Langkah kakiku baru sampai di ruang tamu, tapi Tante Ema sudah kembali memanggilku. Berbeda dengan sebelumnya, kali ini nada bicara Tante Ema dibuat lembut dan pelan. Sepertinya tanteku itu khawatir jika Aldo sampai mendengar karena posisi ruang tamu dan teras depan tidaklah terlalu jauh.
“Suguhkan ini untuk Aldo. Ingat, kalau kau memang menolak, beri kesempatan Aldo dan Vanya untuk lebih dekat,” pesan Tante Ema sembari menampilkan senyuman.
Senyum pembelaan untuk Vanya, begitulah aku menilainya. Aku tidak membantah, tapi juga tidak mengiyakan pesan Tante Ema. Sikapku sengaja aku buat datar. Berharap Tante Ema akan sadar bahwa sebenarnya aku enggan.
Lagkah kakiku kembali terayun menuju teras depan rumah sambil membawa setoples kue mawar dan segelas air mineral lengkap dengan sedotannya.
Seperti sebelum-sebelumnya, Aldo selalu menampilkan senyum ramah ketika menyambutku. Sayangnya, aku telah tahu bahwa senyuman itu palsu.
“Halo, Mika. Selamat malam,” sapa Aldo sembari menerima setoples kue mawar yang aku sodorkan.
“Selamat malam. Duduklah dan silakan dimakan kue mawarnya! Itu, sekalian minumnya habiskan biar tidak tersedak saat makan,” ujarku panjang lebar tanpa sungkan.
Sejak awal bertemu, yakni dua pekan lalu, aku sudah terbiasa berbicara panjang lebar kepada Aldo. Apa lagi tujuannya kalau bukan untuk mengakrabkan diri dengan lelaki yang menurut Tante Ema tertarik padaku.
Ya, aku mengenal Aldo dari Tante Ema sekitar sebulan lalu, terpaut beberapa hari sebelum pertengkaran hebat dengan adikku. Namun, aku baru mau bertemu dengan Aldo dua pekan lalu. Pertemuannya pun terbatas hanya di toko bunga yang aku kelola. Selebihnya, kami tidak pernah jalan-jalan keluar, makan bersama, apa lagi sampai kencan.
Ketika masa perkenalan yang semula aku anggap sungguhan, aku merasa nyaman karena Aldo tidak pernah menuntutku untuk ini dan itu.

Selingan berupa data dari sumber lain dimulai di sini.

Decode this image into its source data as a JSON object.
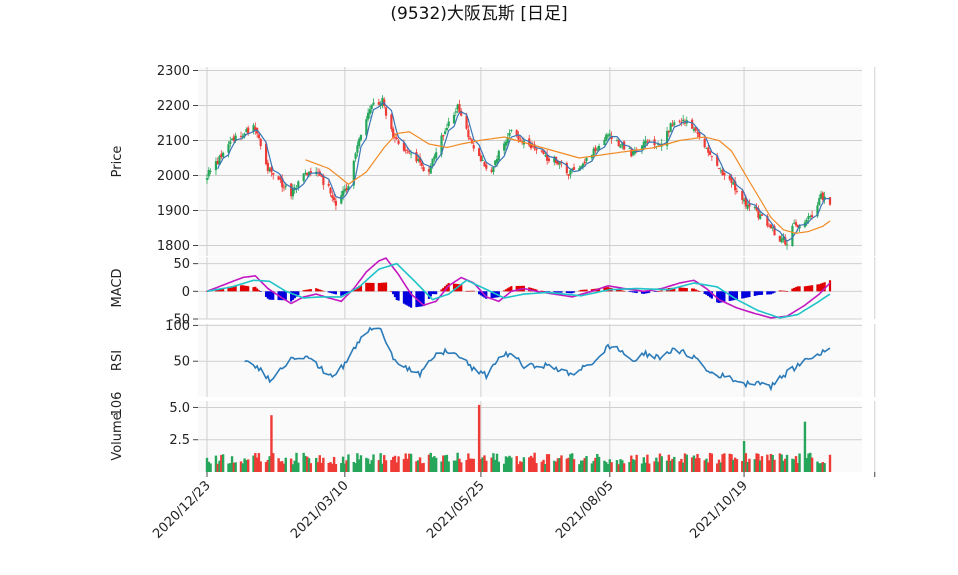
{
  "chart_data": {
    "type": "candlestick",
    "title": "(9532)大阪瓦斯 [日足]",
    "x_tick_labels": [
      "2020/12/23",
      "2021/03/10",
      "2021/05/25",
      "2021/08/05",
      "2021/10/19"
    ],
    "x_range": [
      "2020-12-23",
      "2021-12-01"
    ],
    "grid": true,
    "colors": {
      "up": "#26a65b",
      "down": "#ef3b36",
      "ma_short": "#3a74b5",
      "ma_long": "#f08a24",
      "macd": "#c218c2",
      "signal": "#1fc3c8",
      "hist_pos": "#e00000",
      "hist_neg": "#0000dd",
      "rsi": "#2b7bb9"
    },
    "panels": [
      {
        "name": "price",
        "ylabel": "Price",
        "ylim": [
          1770,
          2310
        ],
        "yticks": [
          1800,
          1900,
          2000,
          2100,
          2200,
          2300
        ],
        "close_anchors": [
          [
            "2020-12-23",
            2000
          ],
          [
            "2020-12-30",
            2050
          ],
          [
            "2021-01-08",
            2110
          ],
          [
            "2021-01-14",
            2125
          ],
          [
            "2021-01-19",
            2140
          ],
          [
            "2021-01-26",
            2020
          ],
          [
            "2021-02-03",
            1975
          ],
          [
            "2021-02-08",
            1945
          ],
          [
            "2021-02-15",
            2010
          ],
          [
            "2021-02-22",
            2015
          ],
          [
            "2021-03-01",
            1960
          ],
          [
            "2021-03-05",
            1915
          ],
          [
            "2021-03-12",
            1975
          ],
          [
            "2021-03-18",
            2100
          ],
          [
            "2021-03-25",
            2200
          ],
          [
            "2021-03-31",
            2215
          ],
          [
            "2021-04-06",
            2110
          ],
          [
            "2021-04-12",
            2070
          ],
          [
            "2021-04-19",
            2040
          ],
          [
            "2021-04-26",
            2010
          ],
          [
            "2021-05-04",
            2120
          ],
          [
            "2021-05-12",
            2200
          ],
          [
            "2021-05-18",
            2120
          ],
          [
            "2021-05-24",
            2050
          ],
          [
            "2021-05-31",
            2010
          ],
          [
            "2021-06-04",
            2060
          ],
          [
            "2021-06-10",
            2130
          ],
          [
            "2021-06-18",
            2090
          ],
          [
            "2021-06-28",
            2060
          ],
          [
            "2021-07-06",
            2040
          ],
          [
            "2021-07-13",
            2005
          ],
          [
            "2021-07-21",
            2040
          ],
          [
            "2021-07-28",
            2070
          ],
          [
            "2021-08-04",
            2120
          ],
          [
            "2021-08-11",
            2090
          ],
          [
            "2021-08-18",
            2060
          ],
          [
            "2021-08-25",
            2110
          ],
          [
            "2021-09-01",
            2080
          ],
          [
            "2021-09-08",
            2140
          ],
          [
            "2021-09-14",
            2160
          ],
          [
            "2021-09-21",
            2140
          ],
          [
            "2021-09-28",
            2080
          ],
          [
            "2021-10-04",
            2020
          ],
          [
            "2021-10-11",
            1990
          ],
          [
            "2021-10-18",
            1930
          ],
          [
            "2021-10-25",
            1900
          ],
          [
            "2021-11-01",
            1860
          ],
          [
            "2021-11-08",
            1820
          ],
          [
            "2021-11-12",
            1810
          ],
          [
            "2021-11-16",
            1860
          ],
          [
            "2021-11-22",
            1870
          ],
          [
            "2021-11-26",
            1880
          ],
          [
            "2021-12-01",
            1940
          ],
          [
            "2021-12-06",
            1920
          ]
        ],
        "ma_long_anchors": [
          [
            "2021-02-16",
            2045
          ],
          [
            "2021-03-01",
            2020
          ],
          [
            "2021-03-12",
            1975
          ],
          [
            "2021-03-22",
            2010
          ],
          [
            "2021-04-01",
            2080
          ],
          [
            "2021-04-08",
            2120
          ],
          [
            "2021-04-15",
            2125
          ],
          [
            "2021-04-26",
            2090
          ],
          [
            "2021-05-06",
            2080
          ],
          [
            "2021-05-14",
            2090
          ],
          [
            "2021-05-24",
            2100
          ],
          [
            "2021-06-07",
            2110
          ],
          [
            "2021-06-21",
            2090
          ],
          [
            "2021-07-05",
            2070
          ],
          [
            "2021-07-19",
            2050
          ],
          [
            "2021-08-02",
            2060
          ],
          [
            "2021-08-16",
            2070
          ],
          [
            "2021-08-30",
            2080
          ],
          [
            "2021-09-13",
            2100
          ],
          [
            "2021-09-27",
            2110
          ],
          [
            "2021-10-05",
            2100
          ],
          [
            "2021-10-12",
            2070
          ],
          [
            "2021-10-20",
            2000
          ],
          [
            "2021-10-27",
            1940
          ],
          [
            "2021-11-03",
            1880
          ],
          [
            "2021-11-10",
            1845
          ],
          [
            "2021-11-17",
            1835
          ],
          [
            "2021-11-24",
            1840
          ],
          [
            "2021-12-02",
            1855
          ],
          [
            "2021-12-06",
            1870
          ]
        ]
      },
      {
        "name": "macd",
        "ylabel": "MACD",
        "ylim": [
          -50,
          62
        ],
        "yticks": [
          -50,
          0,
          50
        ],
        "macd_anchors": [
          [
            "2020-12-23",
            0
          ],
          [
            "2021-01-04",
            15
          ],
          [
            "2021-01-12",
            25
          ],
          [
            "2021-01-19",
            28
          ],
          [
            "2021-01-26",
            5
          ],
          [
            "2021-02-03",
            -12
          ],
          [
            "2021-02-08",
            -22
          ],
          [
            "2021-02-15",
            -10
          ],
          [
            "2021-02-22",
            -5
          ],
          [
            "2021-03-01",
            -12
          ],
          [
            "2021-03-08",
            -18
          ],
          [
            "2021-03-15",
            5
          ],
          [
            "2021-03-22",
            35
          ],
          [
            "2021-03-29",
            55
          ],
          [
            "2021-04-02",
            60
          ],
          [
            "2021-04-09",
            30
          ],
          [
            "2021-04-16",
            -5
          ],
          [
            "2021-04-23",
            -25
          ],
          [
            "2021-04-30",
            -18
          ],
          [
            "2021-05-07",
            10
          ],
          [
            "2021-05-14",
            25
          ],
          [
            "2021-05-21",
            15
          ],
          [
            "2021-05-28",
            -10
          ],
          [
            "2021-06-04",
            -18
          ],
          [
            "2021-06-11",
            0
          ],
          [
            "2021-06-18",
            5
          ],
          [
            "2021-06-25",
            0
          ],
          [
            "2021-07-05",
            -5
          ],
          [
            "2021-07-15",
            -10
          ],
          [
            "2021-07-26",
            0
          ],
          [
            "2021-08-04",
            10
          ],
          [
            "2021-08-13",
            5
          ],
          [
            "2021-08-24",
            0
          ],
          [
            "2021-09-03",
            5
          ],
          [
            "2021-09-13",
            15
          ],
          [
            "2021-09-21",
            20
          ],
          [
            "2021-09-28",
            5
          ],
          [
            "2021-10-05",
            -15
          ],
          [
            "2021-10-15",
            -30
          ],
          [
            "2021-10-25",
            -40
          ],
          [
            "2021-11-03",
            -48
          ],
          [
            "2021-11-12",
            -45
          ],
          [
            "2021-11-22",
            -25
          ],
          [
            "2021-11-30",
            -5
          ],
          [
            "2021-12-06",
            15
          ]
        ],
        "signal_anchors": [
          [
            "2020-12-23",
            0
          ],
          [
            "2021-01-06",
            8
          ],
          [
            "2021-01-18",
            20
          ],
          [
            "2021-01-27",
            18
          ],
          [
            "2021-02-05",
            0
          ],
          [
            "2021-02-15",
            -12
          ],
          [
            "2021-02-25",
            -10
          ],
          [
            "2021-03-08",
            -10
          ],
          [
            "2021-03-18",
            8
          ],
          [
            "2021-03-29",
            40
          ],
          [
            "2021-04-08",
            50
          ],
          [
            "2021-04-19",
            15
          ],
          [
            "2021-04-28",
            -15
          ],
          [
            "2021-05-07",
            -5
          ],
          [
            "2021-05-17",
            20
          ],
          [
            "2021-05-27",
            5
          ],
          [
            "2021-06-07",
            -12
          ],
          [
            "2021-06-18",
            -5
          ],
          [
            "2021-07-01",
            -2
          ],
          [
            "2021-07-20",
            -8
          ],
          [
            "2021-08-05",
            3
          ],
          [
            "2021-08-20",
            5
          ],
          [
            "2021-09-07",
            3
          ],
          [
            "2021-09-21",
            15
          ],
          [
            "2021-10-04",
            8
          ],
          [
            "2021-10-15",
            -15
          ],
          [
            "2021-10-27",
            -35
          ],
          [
            "2021-11-08",
            -48
          ],
          [
            "2021-11-18",
            -42
          ],
          [
            "2021-11-29",
            -20
          ],
          [
            "2021-12-06",
            -5
          ]
        ]
      },
      {
        "name": "rsi",
        "ylabel": "RSI",
        "ylim": [
          0,
          102
        ],
        "yticks": [
          50,
          100
        ],
        "rsi_anchors": [
          [
            "2021-01-13",
            48
          ],
          [
            "2021-01-20",
            42
          ],
          [
            "2021-01-27",
            25
          ],
          [
            "2021-02-01",
            35
          ],
          [
            "2021-02-08",
            55
          ],
          [
            "2021-02-17",
            58
          ],
          [
            "2021-02-24",
            40
          ],
          [
            "2021-03-03",
            30
          ],
          [
            "2021-03-10",
            45
          ],
          [
            "2021-03-17",
            75
          ],
          [
            "2021-03-24",
            95
          ],
          [
            "2021-03-31",
            92
          ],
          [
            "2021-04-06",
            55
          ],
          [
            "2021-04-14",
            40
          ],
          [
            "2021-04-21",
            30
          ],
          [
            "2021-04-28",
            55
          ],
          [
            "2021-05-06",
            65
          ],
          [
            "2021-05-14",
            55
          ],
          [
            "2021-05-21",
            38
          ],
          [
            "2021-05-28",
            30
          ],
          [
            "2021-06-04",
            55
          ],
          [
            "2021-06-11",
            62
          ],
          [
            "2021-06-18",
            42
          ],
          [
            "2021-06-28",
            45
          ],
          [
            "2021-07-06",
            40
          ],
          [
            "2021-07-15",
            30
          ],
          [
            "2021-07-22",
            45
          ],
          [
            "2021-07-29",
            50
          ],
          [
            "2021-08-04",
            72
          ],
          [
            "2021-08-11",
            65
          ],
          [
            "2021-08-18",
            50
          ],
          [
            "2021-08-25",
            60
          ],
          [
            "2021-09-01",
            55
          ],
          [
            "2021-09-08",
            65
          ],
          [
            "2021-09-15",
            62
          ],
          [
            "2021-09-22",
            55
          ],
          [
            "2021-09-29",
            35
          ],
          [
            "2021-10-06",
            30
          ],
          [
            "2021-10-13",
            25
          ],
          [
            "2021-10-20",
            18
          ],
          [
            "2021-10-27",
            22
          ],
          [
            "2021-11-03",
            15
          ],
          [
            "2021-11-10",
            30
          ],
          [
            "2021-11-17",
            42
          ],
          [
            "2021-11-24",
            55
          ],
          [
            "2021-12-01",
            60
          ],
          [
            "2021-12-06",
            70
          ]
        ]
      },
      {
        "name": "volume",
        "ylabel": "Volume",
        "ylabel_exponent": "10^6",
        "ylim": [
          0,
          5.5
        ],
        "yticks": [
          2.5,
          5.0
        ],
        "volume_spikes": [
          [
            "2021-01-28",
            4.4
          ],
          [
            "2021-05-24",
            5.2
          ],
          [
            "2021-10-19",
            2.4
          ],
          [
            "2021-11-22",
            3.9
          ]
        ]
      }
    ]
  }
}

Topik bahasan yang kami pilih di setiap pertemuan juga lebih sering membahas tentang hobi.
Hanya sebatas itu sampai akhirnya Aldo mulai banyak bertanya tentang Vanya. Sejak saat itu rasa nyamanku berkurang. Aku menyimpulkan bahwa Aldo tidak pernah tertarik padaku. Dia mendekatiku hanya untuk mencari tahu segala hal tentang Vanya, adikku.
“Mika, kamu cantik sekali malam ini,” puji Aldo tiba-tiba usai menghabiskan sebutir kue mawar yang aku suguhkan.
“Terima kasih atas pujiannya. Tapi, benarkah aku cantik?” tanyaku dengan sengaja untuk memancing kalimat selanjutnya.
“Ya. Kamu cantik, Mika. Aura cantikmu terpancar natural meski ….”
“Meski tanpa lipstik?” sahutku dengan segera, memotong ucapan Aldo begitu saja.
Tampak Aldo menggelengkan kepala, lantas menampilkan senyuman ramah.
“Mika, bukan itu yang mau aku katakan.”
“Lalu, apa?”
“Aura cantikmu terpancar natural meski kamu tidak suka dandan,” imbuh Aldo dengan ringan kata dan ekspresi yang tetap ramah.
Omong kosong. Jujur saja, dadaku bergemuruh ketika mendengar ucapan Aldo. Perihal dandan yang semula menjadi perdebatan bersama Tante Ema dan Vanya di meja makan, kini kembali dibahas oleh Aldo. Wajar bila aku merasa sesak di dada karena sebal berkelanjutan.
“Mika, kamu kenapa? Apa ada ucapanku yang salah?” tanya Aldo yang pastinya sudah menangkap perubahan mimik wajahku.
“Ucapanmu tidak salah, Aldo. Aku memang jarang dandan, apa lagi memakai lipstik.”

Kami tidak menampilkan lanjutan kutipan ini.